La pandemia está despertando una nueva conciencia colectiva que habrá de convertirse —eso deseo y eso quisiera— en una poderosa presión mundial para exigir el derecho a la vida, de todos y para todos. El verdadero derecho a la vida: no las migajas de lo que va sobrando entre proyectos faraónicos y ocurrencias presupuestarias, en la peor versión de la democracia clientelar, sino la más plena garantía del derecho a la salud y a una vida digna, incluyendo una renta mínima vital para quienes la necesiten y el acceso a la vivienda para quienes no tienen: casa, comida y sustento. ¿Acaso no se entiende que la negación de esa forma de concebir el desarrollo social está en la base de la crisis de salud que, a su vez, ha hecho estallar a la economía mundial? ¿De veras es tan difícil comprender que no es lo mismo entregar dinero que garantizar derechos? Cuando se diseñan programas de reparto de dineros, son los gobiernos quienes seleccionan y controlan a las personas: son los poderosos quienes someten a los desposeídos, por hambre; cuando se garantizan derechos, en cambio, el gobierno no selecciona ni somete a nadie, sino que está obligado a cumplir con el mandato que asumió ante los titulares de esos derechos, sin excepciones ni exclusiones políticas.
La conciencia que está despertando es necesariamente igualitaria, pues nunca fue más evidente que de esto no se salva quien tiene más dinero e influencia: todos somos vulnerables y, en el camino, todos necesitamos de todos. Una economía quebrada y fragmentada no le conviene a nadie y, por fin, empieza a ser evidente que el mejor modelo económico no es el que hace gotear dinero de los ricos hacia los pobres, sino el que se produce desde abajo, garantizando los derechos laborales y sociales de todas las personas; una economía exitosa es una donde hay trabajo digno y remunerativo, un sistema fiscal justo y la más extendida capacidad de compra.

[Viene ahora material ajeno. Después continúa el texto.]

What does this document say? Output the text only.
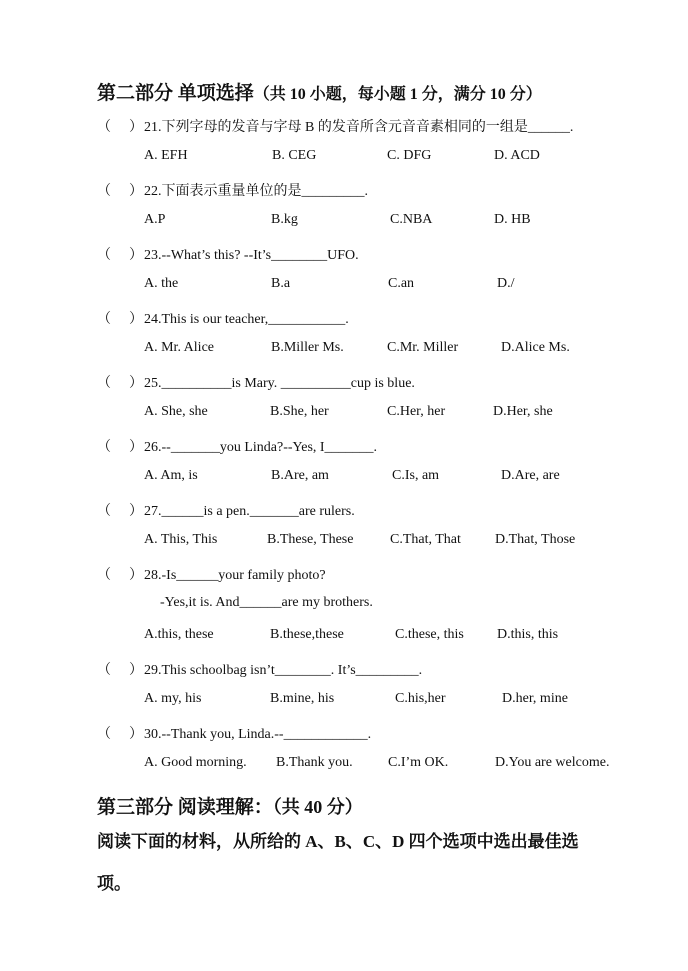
第二部分 单项选择（共 10 小题，每小题 1 分，满分 10 分）
（ ）21.下列字母的发音与字母 B 的发音所含元音音素相同的一组是______.
A. EFH	B. CEG	C. DFG	D. ACD
（ ）22.下面表示重量单位的是_________.
A.P	B.kg	C.NBA	D. HB
（ ）23.--What’s this? --It’s________UFO.
A. the	B.a	C.an	D./
（ ）24.This is our teacher,___________.
A. Mr. Alice	B.Miller Ms.	C.Mr. Miller	D.Alice Ms.
（ ）25.__________is Mary. __________cup is blue.
A. She, she	B.She, her	C.Her, her	D.Her, she
（ ）26.--_______you Linda?--Yes, I_______.
A. Am, is	B.Are, am	C.Is, am	D.Are, are
（ ）27.______is a pen._______are rulers.
A. This, This	B.These, These	C.That, That D.That, Those
（ ）28.-Is______your family photo?
-Yes,it is. And______are my brothers.
A.this, these	B.these,these	C.these, this D.this, this
（ ）29.This schoolbag isn’t________. It’s_________.
A. my, his	B.mine, his	C.his,her	D.her, mine
（ ）30.--Thank you, Linda.--____________.
A. Good morning. B.Thank you.	C.I’m OK.	D.You are welcome.
第三部分 阅读理解：（共 40 分）
阅读下面的材料，从所给的 A、B、C、D 四个选项中选出最佳选
项。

Tengo la esperanza de que la revolución de conciencias que ha traído esta crisis desemboque pronto en una potente acción colectiva, para rendir a los gobiernos que se niegan a los derechos universales, a una renta mínima vital y a redistribuir el ingreso mediante un buen sistema fiscal y trabajo dignamente retribuido. Las causas de los problemas que estamos enfrentando no pueden ser más claras y, a estas alturas, sería imperdonable tropezar una vez más con la misma piedra. Comprendo que esa piedra está hecha de ambición política y es muy fuerte: como una roca. Pero la conciencia colectiva es dinamita y, ahora sí, está despertando.